The COIN manual asserts that news media "directly influence the attitude of key audiences toward counterinsurgents, their operations and the opposing insurgency." The manual refers to "a war of perceptions…conducted continuously using the news media."
Gen. Stanley A. McChrystal, commander of ISAF, was clearly preparing to wage such a war in advance of the Marja operation.
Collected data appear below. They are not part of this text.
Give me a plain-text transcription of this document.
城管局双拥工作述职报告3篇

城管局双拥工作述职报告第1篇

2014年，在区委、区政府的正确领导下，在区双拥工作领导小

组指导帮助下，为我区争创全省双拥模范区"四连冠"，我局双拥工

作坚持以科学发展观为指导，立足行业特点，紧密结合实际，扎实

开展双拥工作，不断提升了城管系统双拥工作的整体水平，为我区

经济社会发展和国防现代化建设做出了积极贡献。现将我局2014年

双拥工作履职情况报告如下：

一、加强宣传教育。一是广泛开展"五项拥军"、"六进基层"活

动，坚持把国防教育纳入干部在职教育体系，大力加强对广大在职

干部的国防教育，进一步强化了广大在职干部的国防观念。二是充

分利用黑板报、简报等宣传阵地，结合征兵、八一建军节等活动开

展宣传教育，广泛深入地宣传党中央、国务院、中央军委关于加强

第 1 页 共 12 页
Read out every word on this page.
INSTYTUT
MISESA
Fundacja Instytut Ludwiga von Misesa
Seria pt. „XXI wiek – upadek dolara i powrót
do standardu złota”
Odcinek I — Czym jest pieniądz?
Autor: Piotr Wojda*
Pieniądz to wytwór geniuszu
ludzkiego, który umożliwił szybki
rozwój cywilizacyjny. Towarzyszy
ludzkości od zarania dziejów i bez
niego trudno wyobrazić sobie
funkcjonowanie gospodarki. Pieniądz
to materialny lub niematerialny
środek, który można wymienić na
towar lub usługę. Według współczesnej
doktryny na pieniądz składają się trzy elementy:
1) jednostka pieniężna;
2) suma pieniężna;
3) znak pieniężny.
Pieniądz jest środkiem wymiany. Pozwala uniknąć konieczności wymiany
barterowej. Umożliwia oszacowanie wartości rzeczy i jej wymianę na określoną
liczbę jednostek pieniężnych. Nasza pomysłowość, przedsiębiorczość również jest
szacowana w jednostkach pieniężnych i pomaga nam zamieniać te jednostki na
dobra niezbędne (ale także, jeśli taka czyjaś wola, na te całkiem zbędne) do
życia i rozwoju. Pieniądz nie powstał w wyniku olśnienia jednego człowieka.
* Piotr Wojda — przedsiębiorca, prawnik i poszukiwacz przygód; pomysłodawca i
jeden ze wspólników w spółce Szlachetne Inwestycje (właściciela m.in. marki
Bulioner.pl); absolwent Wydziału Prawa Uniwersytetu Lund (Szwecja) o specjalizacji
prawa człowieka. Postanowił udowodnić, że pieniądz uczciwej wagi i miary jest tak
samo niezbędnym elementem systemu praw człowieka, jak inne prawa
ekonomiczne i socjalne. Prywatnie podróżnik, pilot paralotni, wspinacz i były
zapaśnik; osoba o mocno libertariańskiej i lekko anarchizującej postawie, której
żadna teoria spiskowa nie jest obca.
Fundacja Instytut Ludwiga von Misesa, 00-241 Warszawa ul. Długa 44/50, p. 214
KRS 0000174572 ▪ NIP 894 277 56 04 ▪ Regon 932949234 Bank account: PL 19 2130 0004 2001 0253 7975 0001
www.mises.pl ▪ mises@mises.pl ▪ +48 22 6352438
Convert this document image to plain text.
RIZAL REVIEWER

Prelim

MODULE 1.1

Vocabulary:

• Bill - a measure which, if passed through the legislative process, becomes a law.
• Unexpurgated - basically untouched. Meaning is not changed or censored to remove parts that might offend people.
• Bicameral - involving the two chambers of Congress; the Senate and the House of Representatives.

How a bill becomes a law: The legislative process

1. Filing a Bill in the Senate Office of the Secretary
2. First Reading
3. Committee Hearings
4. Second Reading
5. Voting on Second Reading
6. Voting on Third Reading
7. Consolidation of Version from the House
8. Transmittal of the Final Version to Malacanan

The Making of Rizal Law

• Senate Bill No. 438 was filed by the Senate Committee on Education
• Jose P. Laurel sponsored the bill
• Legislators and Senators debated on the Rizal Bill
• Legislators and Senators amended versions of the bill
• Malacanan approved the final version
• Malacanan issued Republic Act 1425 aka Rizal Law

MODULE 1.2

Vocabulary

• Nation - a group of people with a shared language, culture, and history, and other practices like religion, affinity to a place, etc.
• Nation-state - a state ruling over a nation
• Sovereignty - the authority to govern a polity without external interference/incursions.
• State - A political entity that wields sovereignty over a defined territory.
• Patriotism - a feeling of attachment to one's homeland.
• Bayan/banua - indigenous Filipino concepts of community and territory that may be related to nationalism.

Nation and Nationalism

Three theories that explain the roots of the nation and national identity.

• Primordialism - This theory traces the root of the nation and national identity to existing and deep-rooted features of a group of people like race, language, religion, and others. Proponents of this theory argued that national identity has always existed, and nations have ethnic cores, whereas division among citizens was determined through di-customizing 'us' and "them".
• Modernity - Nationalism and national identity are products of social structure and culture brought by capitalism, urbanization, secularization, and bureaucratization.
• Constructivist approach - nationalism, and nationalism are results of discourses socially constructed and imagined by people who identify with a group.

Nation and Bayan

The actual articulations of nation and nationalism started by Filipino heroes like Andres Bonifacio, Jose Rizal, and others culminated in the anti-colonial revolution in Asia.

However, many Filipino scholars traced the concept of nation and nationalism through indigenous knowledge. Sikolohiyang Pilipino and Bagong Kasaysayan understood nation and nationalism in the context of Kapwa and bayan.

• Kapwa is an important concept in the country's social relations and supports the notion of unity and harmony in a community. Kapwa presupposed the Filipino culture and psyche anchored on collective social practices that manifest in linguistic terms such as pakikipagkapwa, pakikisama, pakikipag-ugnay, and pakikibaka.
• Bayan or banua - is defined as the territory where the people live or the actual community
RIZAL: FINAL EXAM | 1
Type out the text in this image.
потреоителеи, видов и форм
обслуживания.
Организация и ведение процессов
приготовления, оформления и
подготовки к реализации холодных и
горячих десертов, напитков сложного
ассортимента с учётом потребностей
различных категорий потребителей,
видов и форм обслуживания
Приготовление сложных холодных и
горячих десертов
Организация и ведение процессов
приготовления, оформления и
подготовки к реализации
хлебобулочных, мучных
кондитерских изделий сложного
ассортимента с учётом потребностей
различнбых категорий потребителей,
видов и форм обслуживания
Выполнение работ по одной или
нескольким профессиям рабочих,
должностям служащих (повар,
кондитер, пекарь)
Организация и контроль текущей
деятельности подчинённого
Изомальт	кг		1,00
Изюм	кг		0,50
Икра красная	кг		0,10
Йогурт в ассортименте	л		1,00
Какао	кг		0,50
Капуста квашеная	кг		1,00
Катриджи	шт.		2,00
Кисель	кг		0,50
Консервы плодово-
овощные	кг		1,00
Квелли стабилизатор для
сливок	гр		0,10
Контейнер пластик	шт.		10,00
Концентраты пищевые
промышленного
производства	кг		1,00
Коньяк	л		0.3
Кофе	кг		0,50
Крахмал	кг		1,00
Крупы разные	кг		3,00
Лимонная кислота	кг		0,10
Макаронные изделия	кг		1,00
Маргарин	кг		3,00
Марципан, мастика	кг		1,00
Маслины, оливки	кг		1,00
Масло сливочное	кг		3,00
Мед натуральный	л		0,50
In remarks made just before the offensive began, McChrystal invoked the language of the counterinsurgency manual, saying, "This is all a war of perceptions."
The Washington Post reported Feb. 22 that the decision to launch the offensive against Marja was intended largely to impress U.S. public opinion with the effectiveness of the U.S. military in Afghanistan by showing that it could achieve a "large and loud victory."
The false impression that Marja was a significant city was an essential part of that message.
Last year, RAW STORY’s Brad Jacobson reported,
A key senior figure in a Bush administration covert Pentagon program, which used retired military analysts to produce positive wartime news coverage, remains in the same position today as a chief Obama Defense Department spokesman and the agency’s head of all media operations.
In an examination of Pentagon documents the New York Times obtained through a Freedom of Information Act request — which reporter David Barstow leveraged for his April 2008 Pulitzer Prize-winning exposé on the program – Raw Story has found that Bryan Whitman surfaces in over 500 emails and transcripts, revealing the deputy assistant secretary of defense for media operations was both one of the program’s senior participants and an active member.
….
The program was ostensibly run out of the Pentagon’s public affairs office for community relations, as part of its outreach, and attended to by political appointees, most visibly in these records by then community relations chief Allison Barber and director Dallas Lawrence.
But as Barstow noted in his report, in running the program out of that office rather than from the agency’s regular press office, “the decision recalled other Bush administration tactics that subverted traditional journalism.” In addition to concealing the true nature of the program and the retired military officers’ participation in it, this tactic produced one other effect.
It provided Bryan Whitman, a career civil servant and senior Defense Department official who oversees the press office and all media operations, cover if and when the program was revealed.